The Finnish court has sentenced a 26-year-old man to six years and three months in prison for hacking tens of thousands of patient records at a private psychotherapy center and attempting to extort ransom from some of the affected individuals. The case, which came to light in October 2020, has sparked outrage in Finland, with a record number of about 24,000 people filing criminal complaints with the police. The defendant, Aleksanteri Kivimäki, was arrested in France in February 2023 and deported to Finland for trial, which concluded recently. The Länsi-Uusimaa District Court found Kivimäki guilty of aggravated data breach, blackmail attempts, and dissemination of private information.
The court described the crimes committed by Kivimäki as “ruthless” and “very damaging,” particularly considering the psychological impact on the victims. The hacker gained unauthorized access to the Vastaamo psychotherapy center’s information system in 2018 and downloaded the database containing details of approximately 33,000 clients. Lawyer Jenni Raiskio, representing around 1,500 clients, revealed that some victims had tragically died by suicide due to the sensitive nature of the leaked information. Vastaamo, which operated as a subcontractor for Finland’s public health system, went bankrupt in 2021 amid suspicions of insufficient data protection measures.
Prosecutors disclosed that Kivimäki initially demanded a significant sum of money in bitcoins from Vastaamo in exchange for not disclosing the patient records. When the center refused to comply, the hacker began publishing the information on the dark web and sent messages to patients requesting ransom payments ranging from 200 to 500 euros. Approximately 20 patients paid the demanded amounts, according to the prosecutors. Despite the charges brought against him, Kivimäki denied any wrongdoing and intends to appeal the court’s decision. His lawyer confirmed the possibility of filing an appeal against the verdict, given the maximum sentence of seven years sought by the prosecution.

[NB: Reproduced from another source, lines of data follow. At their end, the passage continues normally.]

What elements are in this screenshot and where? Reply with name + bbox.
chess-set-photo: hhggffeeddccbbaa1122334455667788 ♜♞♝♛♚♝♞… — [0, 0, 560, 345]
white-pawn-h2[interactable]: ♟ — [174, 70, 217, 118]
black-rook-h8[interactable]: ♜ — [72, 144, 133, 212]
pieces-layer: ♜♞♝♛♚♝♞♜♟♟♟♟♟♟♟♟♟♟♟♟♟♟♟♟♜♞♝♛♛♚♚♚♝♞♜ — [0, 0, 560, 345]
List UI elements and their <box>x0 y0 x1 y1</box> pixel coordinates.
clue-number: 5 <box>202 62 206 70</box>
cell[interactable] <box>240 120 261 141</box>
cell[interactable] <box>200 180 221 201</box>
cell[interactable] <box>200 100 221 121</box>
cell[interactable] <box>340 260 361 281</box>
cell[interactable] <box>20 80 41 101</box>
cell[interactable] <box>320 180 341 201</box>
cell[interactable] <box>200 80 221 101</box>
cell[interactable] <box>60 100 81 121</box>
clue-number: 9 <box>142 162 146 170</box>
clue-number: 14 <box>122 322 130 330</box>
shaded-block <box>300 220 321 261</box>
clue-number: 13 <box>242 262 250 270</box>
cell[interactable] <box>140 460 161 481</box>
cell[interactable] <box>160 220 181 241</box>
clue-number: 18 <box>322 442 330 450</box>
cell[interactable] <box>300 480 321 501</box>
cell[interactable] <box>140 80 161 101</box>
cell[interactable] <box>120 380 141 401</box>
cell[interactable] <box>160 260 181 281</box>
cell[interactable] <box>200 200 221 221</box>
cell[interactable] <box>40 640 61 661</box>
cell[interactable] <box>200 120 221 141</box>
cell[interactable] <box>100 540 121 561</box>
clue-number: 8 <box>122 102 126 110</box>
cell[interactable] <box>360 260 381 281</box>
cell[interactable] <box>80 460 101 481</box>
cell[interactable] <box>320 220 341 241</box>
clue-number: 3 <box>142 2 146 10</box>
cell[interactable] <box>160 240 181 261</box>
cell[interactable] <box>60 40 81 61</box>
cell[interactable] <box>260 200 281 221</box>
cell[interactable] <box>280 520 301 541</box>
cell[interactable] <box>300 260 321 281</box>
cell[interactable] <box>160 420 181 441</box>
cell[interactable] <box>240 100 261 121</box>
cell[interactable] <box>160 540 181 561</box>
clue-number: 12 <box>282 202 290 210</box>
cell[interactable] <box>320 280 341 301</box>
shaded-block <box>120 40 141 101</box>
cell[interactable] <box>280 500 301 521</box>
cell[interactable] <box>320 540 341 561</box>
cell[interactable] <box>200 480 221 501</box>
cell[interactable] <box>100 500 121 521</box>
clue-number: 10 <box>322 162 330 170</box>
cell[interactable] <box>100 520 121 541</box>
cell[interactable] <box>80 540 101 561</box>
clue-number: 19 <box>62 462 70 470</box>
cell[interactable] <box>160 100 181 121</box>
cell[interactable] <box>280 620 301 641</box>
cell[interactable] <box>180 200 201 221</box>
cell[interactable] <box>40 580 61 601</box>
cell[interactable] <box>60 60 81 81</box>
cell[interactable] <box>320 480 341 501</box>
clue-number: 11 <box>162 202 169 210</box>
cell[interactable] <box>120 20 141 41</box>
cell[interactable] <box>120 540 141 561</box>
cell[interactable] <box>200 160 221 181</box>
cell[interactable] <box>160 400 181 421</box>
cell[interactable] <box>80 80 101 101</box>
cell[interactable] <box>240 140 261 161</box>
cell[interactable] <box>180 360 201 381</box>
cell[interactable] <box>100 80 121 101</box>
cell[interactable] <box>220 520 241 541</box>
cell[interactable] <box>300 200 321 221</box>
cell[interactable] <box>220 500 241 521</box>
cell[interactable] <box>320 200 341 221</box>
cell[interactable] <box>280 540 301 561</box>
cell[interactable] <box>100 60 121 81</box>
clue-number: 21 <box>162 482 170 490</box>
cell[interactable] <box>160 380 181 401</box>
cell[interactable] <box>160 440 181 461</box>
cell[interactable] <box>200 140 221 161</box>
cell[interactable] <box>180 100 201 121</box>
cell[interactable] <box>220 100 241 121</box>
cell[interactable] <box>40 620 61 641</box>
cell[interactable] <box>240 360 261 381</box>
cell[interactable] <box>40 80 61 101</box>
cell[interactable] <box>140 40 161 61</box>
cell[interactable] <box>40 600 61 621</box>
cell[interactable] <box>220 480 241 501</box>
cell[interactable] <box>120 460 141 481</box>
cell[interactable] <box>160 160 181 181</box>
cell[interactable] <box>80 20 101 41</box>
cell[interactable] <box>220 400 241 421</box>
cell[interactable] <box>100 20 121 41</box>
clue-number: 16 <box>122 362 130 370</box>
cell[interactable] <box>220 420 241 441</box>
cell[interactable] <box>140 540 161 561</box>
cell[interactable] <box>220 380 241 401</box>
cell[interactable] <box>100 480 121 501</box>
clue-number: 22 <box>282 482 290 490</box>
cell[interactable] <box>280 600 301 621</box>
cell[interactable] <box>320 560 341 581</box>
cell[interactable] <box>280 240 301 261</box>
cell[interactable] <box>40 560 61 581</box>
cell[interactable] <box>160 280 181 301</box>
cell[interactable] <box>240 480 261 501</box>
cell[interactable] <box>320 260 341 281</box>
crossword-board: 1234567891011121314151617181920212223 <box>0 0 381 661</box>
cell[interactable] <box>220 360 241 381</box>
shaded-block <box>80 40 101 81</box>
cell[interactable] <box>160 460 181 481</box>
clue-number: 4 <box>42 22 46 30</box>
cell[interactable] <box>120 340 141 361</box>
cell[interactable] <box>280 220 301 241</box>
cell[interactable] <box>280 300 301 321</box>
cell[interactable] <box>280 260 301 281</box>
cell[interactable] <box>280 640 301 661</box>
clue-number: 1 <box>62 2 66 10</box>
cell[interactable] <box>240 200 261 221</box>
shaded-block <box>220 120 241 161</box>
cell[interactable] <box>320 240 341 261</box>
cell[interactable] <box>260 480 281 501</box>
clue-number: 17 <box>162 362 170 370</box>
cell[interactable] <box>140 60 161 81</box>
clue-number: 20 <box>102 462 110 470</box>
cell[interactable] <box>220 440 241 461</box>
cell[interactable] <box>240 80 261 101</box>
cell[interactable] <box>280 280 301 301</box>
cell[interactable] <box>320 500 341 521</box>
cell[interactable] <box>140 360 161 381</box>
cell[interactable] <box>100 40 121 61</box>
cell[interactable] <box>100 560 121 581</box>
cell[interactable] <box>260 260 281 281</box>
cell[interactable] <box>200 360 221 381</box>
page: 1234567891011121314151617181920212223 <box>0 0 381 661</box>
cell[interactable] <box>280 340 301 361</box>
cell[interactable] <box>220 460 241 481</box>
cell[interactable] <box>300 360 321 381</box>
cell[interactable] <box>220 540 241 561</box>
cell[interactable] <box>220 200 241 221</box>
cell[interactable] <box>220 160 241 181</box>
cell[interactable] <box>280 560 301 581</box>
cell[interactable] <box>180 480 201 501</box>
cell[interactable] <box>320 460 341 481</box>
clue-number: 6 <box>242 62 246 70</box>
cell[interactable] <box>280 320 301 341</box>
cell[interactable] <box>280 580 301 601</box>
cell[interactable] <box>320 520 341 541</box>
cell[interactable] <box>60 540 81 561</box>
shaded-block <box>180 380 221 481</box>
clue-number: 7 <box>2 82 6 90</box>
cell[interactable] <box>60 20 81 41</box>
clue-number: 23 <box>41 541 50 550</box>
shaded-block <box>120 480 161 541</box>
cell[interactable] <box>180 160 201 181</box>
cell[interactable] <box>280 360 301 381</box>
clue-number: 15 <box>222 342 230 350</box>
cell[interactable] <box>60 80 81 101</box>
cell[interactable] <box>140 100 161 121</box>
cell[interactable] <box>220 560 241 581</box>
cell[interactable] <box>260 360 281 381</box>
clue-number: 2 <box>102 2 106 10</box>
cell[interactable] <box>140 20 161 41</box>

Kivimäki’s criminal history includes previous convictions for hacking offenses committed at a young age, involving over 50,000 servers. He was also convicted in the United States for hacking incidents related to the U.S. Air Force and Sony Online Entertainment. The repercussions of the Vastaamo data breach prompted the Finnish government to expedite legislative changes enabling citizens to modify their personal identity codes in cases of severe data breaches with a heightened risk of identity theft. This measure aims to provide additional protection to individuals affected by data breaches, ensuring their privacy and security in the digital environment. The case underscores the importance of robust cybersecurity measures and stringent penalties for individuals engaging in cybercrimes that compromise sensitive personal information.